Thursday, July 12, 2007

don't give up on church

I love Bob Hyatt's article Why I'm Not Done With Church in Next-Wave. Hyatt uses George Barna's Revolution is a trigger for discussing why we should be committed to Church.

Hyatt writes:
Barna writes "Whether you become... immersed in, minimally involved in, or completely disassociated from a local church is irrelevant to me (and, within boundaries, to God)."

You know, I couldn't disagree more. I don't care if it's house church, simple church, emerging church, purpose-driven church, little bitty baptist church or big ol' ginormous megachurch... God cares if you connect to community. It's not "irrelevant" to Him. In fact, in a way... it's the very point of the Gospel.

And I couldn't agree with Hyatt more. Hyatt articulates why, at least for a season, it is normal if not good to struggle with the institution we call church. But he goes on to say that what he doesn't get.

[W]hat I struggle to understand, are those who, rather than seeing this as a (sometimes necessary) phase that many of us go through, something to be faced, experienced and then moved on from, seem to see it, and indeed embrace it, as a permanent state. The perpetually churchless Christian wants to experience a bit of what the "spiritual but not religious" all around us seem to have. In other words, they want Christ, just not His Community. It's God's intention to build a redeemed community living in a renewed earth in relationship with Him, the God who is Himself a Triune community- that's the whole point, the telos of the Gospel! ... The point of the Gospel is to place fallen people like you and me into the community of the redeemed.

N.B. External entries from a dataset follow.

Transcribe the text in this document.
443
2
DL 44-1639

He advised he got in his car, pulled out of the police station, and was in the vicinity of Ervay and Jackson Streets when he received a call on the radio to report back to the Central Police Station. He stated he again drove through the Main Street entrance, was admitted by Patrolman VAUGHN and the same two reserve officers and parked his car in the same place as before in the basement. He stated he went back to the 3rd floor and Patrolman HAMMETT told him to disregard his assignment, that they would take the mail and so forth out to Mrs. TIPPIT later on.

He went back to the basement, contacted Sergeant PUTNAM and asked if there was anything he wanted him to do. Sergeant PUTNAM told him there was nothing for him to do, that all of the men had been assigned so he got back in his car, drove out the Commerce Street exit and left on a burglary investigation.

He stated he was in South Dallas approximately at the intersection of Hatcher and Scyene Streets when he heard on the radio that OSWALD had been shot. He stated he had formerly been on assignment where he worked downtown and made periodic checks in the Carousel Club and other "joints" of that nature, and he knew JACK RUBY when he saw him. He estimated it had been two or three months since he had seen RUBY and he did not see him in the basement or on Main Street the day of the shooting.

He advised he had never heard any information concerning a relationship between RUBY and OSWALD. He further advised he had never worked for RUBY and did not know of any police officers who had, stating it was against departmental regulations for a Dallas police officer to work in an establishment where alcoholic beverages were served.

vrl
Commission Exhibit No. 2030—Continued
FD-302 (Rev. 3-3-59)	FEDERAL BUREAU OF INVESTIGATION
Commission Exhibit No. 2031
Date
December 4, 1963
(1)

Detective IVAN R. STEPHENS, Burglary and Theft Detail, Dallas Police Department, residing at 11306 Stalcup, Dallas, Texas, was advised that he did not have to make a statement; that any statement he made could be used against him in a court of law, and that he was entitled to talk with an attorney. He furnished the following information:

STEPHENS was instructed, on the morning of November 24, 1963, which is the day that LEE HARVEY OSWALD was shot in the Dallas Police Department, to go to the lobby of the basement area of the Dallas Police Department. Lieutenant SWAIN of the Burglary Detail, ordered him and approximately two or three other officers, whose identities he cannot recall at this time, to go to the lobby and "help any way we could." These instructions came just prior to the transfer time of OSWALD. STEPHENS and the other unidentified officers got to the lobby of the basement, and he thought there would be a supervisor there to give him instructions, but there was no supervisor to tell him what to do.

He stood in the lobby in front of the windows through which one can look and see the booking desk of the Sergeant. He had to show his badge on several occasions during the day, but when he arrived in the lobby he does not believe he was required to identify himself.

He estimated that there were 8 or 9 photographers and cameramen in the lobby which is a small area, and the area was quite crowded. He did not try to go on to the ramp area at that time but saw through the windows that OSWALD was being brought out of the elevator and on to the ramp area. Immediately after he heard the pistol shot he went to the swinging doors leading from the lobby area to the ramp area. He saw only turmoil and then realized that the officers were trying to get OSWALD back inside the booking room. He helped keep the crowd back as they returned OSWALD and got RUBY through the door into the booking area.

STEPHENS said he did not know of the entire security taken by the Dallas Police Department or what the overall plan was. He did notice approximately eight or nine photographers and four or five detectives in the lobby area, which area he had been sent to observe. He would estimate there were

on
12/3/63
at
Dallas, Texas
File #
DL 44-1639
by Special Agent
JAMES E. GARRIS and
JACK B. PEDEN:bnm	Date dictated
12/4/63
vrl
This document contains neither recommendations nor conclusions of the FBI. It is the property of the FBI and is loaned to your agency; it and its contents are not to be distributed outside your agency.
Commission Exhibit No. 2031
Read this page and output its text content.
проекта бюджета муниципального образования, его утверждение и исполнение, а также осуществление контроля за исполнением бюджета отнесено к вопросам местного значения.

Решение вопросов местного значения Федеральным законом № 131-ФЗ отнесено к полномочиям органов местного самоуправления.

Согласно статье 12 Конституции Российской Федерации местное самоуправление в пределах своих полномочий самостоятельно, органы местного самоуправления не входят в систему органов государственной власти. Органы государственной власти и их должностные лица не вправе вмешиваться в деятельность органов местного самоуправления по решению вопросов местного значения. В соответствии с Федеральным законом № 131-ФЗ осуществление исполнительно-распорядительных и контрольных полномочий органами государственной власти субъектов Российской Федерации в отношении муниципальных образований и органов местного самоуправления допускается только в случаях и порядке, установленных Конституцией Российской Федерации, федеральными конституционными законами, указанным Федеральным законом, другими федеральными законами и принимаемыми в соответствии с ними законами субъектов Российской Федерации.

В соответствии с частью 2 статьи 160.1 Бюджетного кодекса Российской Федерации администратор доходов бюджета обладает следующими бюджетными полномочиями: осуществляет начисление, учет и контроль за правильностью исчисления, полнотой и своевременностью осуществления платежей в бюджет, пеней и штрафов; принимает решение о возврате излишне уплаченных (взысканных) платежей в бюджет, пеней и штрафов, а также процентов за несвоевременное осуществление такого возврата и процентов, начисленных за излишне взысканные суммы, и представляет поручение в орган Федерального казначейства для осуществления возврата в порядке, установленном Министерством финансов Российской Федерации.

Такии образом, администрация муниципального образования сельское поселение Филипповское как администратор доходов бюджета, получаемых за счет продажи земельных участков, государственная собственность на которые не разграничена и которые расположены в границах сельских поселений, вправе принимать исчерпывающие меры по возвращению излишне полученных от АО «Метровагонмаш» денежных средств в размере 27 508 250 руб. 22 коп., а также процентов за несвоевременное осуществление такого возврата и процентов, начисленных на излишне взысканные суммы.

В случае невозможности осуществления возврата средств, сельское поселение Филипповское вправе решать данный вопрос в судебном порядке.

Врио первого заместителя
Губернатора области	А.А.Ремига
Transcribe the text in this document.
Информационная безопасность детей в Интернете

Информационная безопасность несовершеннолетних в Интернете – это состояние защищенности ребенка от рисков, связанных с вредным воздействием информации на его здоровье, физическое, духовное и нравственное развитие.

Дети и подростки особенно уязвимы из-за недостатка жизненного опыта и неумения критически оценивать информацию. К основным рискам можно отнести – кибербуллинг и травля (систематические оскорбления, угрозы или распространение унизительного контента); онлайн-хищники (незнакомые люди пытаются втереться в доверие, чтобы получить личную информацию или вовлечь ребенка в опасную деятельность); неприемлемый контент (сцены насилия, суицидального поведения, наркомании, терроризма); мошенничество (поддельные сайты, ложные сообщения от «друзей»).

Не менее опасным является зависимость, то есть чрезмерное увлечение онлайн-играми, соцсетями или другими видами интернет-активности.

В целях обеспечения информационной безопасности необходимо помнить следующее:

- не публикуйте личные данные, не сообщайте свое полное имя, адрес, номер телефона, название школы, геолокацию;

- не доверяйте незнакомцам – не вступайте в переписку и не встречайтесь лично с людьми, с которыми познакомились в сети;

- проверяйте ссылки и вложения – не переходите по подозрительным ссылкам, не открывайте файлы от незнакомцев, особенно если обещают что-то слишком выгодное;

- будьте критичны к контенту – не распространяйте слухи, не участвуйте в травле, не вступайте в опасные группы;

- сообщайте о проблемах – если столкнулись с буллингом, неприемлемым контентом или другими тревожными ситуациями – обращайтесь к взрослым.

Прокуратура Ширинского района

And then comes this excellent closing.

Time away should be undertaken with the idea that it will give you time to breath, to reflect, to pray... but most importantly to let the bitterness fade and the thirst for community to rise again. Done correctly, a fast from church should make us hungry for the community of Christ followers again. It should renew in us a desire to lean in and give us the distance we need to recognize that our hurts and disillusionment with church often have just as much to do with our unreasonable expectations of community as they do with what fallen people have done to us.

Whenever you get people together, fallen people, at various levels of commitment to ideals and living them out, you are going to have a place where toes are stepped on and where you are given many, many opportunities to work out what mercy, grace and forgiveness really mean.

Painful or not, there's more that needs to happen in my life through a disciplined presence to the community of Jesus. I need to know what mercy and grace mean, and I can't think of a better place to learn it, both the giving and receiving of it, than in the community of people trying hard, but often failing, to live life in the way of Jesus.